Zondo

JOHANNESBURG, SOUTH AFRICA – JANUARY 23: Deputy Chief Justice Raymond Zondo. Photo by Gallo Images/Sowetan/Veli Nhlapo)

State Capture Inquiry: Zondo to rule on Zuma recusal application

Former President Jacob Zuma has accused the state capture commission’s chairperson Raymond Zondo of being biased

Zondo

JOHANNESBURG, SOUTH AFRICA – JANUARY 23: Deputy Chief Justice Raymond Zondo. Photo by Gallo Images/Sowetan/Veli Nhlapo)

Deputy Chief Justice Raymond Zondo is expected to make a decision on his own fate as the chairperson of the State Capture Commission on Tuesday, 17 November 2020. Zondo is set to rule on an application brought forward by former president Jacob Zuma, to have him recuse himself from the inquiry.

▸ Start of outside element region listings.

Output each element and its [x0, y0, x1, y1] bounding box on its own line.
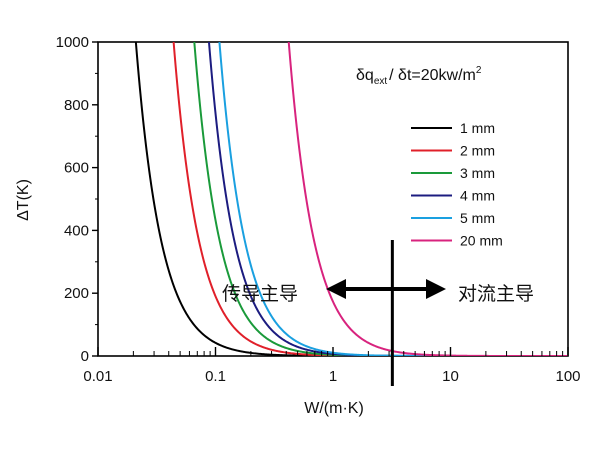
formula-label: δqext / δt=20kw/m2 — [356, 65, 482, 87]
y-tick-label: 1000 — [56, 34, 89, 51]
x-tick-label: 10 — [442, 368, 459, 385]
legend-label: 5 mm — [460, 210, 495, 226]
plot-frame — [97, 41, 569, 357]
y-tick-label: 200 — [64, 285, 89, 302]
arrow-right-head — [426, 279, 446, 299]
curves — [134, 42, 568, 356]
legend-label: 20 mm — [460, 233, 503, 249]
series-line-4mm — [207, 42, 568, 356]
x-tick-label: 0.1 — [205, 368, 226, 385]
legend-label: 2 mm — [460, 143, 495, 159]
legend-label: 4 mm — [460, 188, 495, 204]
legend-label: 1 mm — [460, 120, 495, 136]
legend: 1 mm 2 mm 3 mm 4 mm 5 mm 20 mm — [411, 120, 503, 249]
y-tick-label: 800 — [64, 97, 89, 114]
series-line-3mm — [193, 42, 568, 356]
y-axis-title: ΔT(K) — [15, 179, 32, 221]
x-tick-label: 1 — [329, 368, 337, 385]
legend-label: 3 mm — [460, 165, 495, 181]
axes — [97, 41, 569, 357]
y-tick-label: 0 — [81, 348, 89, 365]
y-tick-label: 400 — [64, 222, 89, 239]
series-line-20mm — [287, 42, 568, 356]
conduction-dominant-label: 传导主导 — [222, 283, 298, 305]
annotations — [326, 240, 446, 386]
arrow-left-head — [326, 279, 346, 299]
series-line-1mm — [134, 42, 568, 356]
y-tick-label: 600 — [64, 160, 89, 177]
x-tick-label: 0.01 — [83, 368, 112, 385]
convection-dominant-label: 对流主导 — [458, 283, 534, 305]
series-line-2mm — [172, 42, 568, 356]
x-axis-title: W/(m·K) — [304, 400, 364, 417]
x-tick-label: 100 — [555, 368, 580, 385]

The commission heard the application on Monday, 16 November – the day the former president was expected to return to the hot seat. Zuma’s lawyer, advocate Muzi Sikhakhane painted the proceedings as being determined to label his client as corrupt. He questioned why Zondo alone was presiding over the inquiry, given its scale.

“We have spoken about how this commission was formed. I am surprised a commission this big has one chairperson. It was a political blunder. It should not have been done,” he said.

Zuma lawyer: State capture witnesses have an axe to grind

Sikhakhane claimed most of the 34 witnesses who have implicated Zuma, at the very same commission, were only seeking to settle old scores.

“The first days of this commission we were listening to people [shouting] from rooftops telling us that they were not corrupt. This commission lined them up in a way that is not intellectual,” he said.

“They have an axe to grind with Mr Zuma because he fired them. If you look at them, the star witnesses … what they came to say is a particular narrative about Mr Zuma. That selection lined up people that truly had a gripe and an axe to grind with Mr Zuma.”

Sikhakhane further called out Zondo for making comments, which he said could be deemed as being subjective. He said Zondo was in a powerful position, presiding over the proceedings, and that his utterances might be misconstrued by witnesses.

“You are a very powerful man sitting there. Once you put a proposition and they assume the chair is with me here, that witness will lurch to what they say is your predisposition,” he said.

He has warned that Zuma may opt to not say anything, should Zondo not recuse himself.

“When this commission is reviewed, you [Zondo] will be criticised, not the agenda some people are pushing behind the scenes. I can bring him here and tell him to say nothing, and that is a stalemate I can do,” Sikhakhane said to Zondo.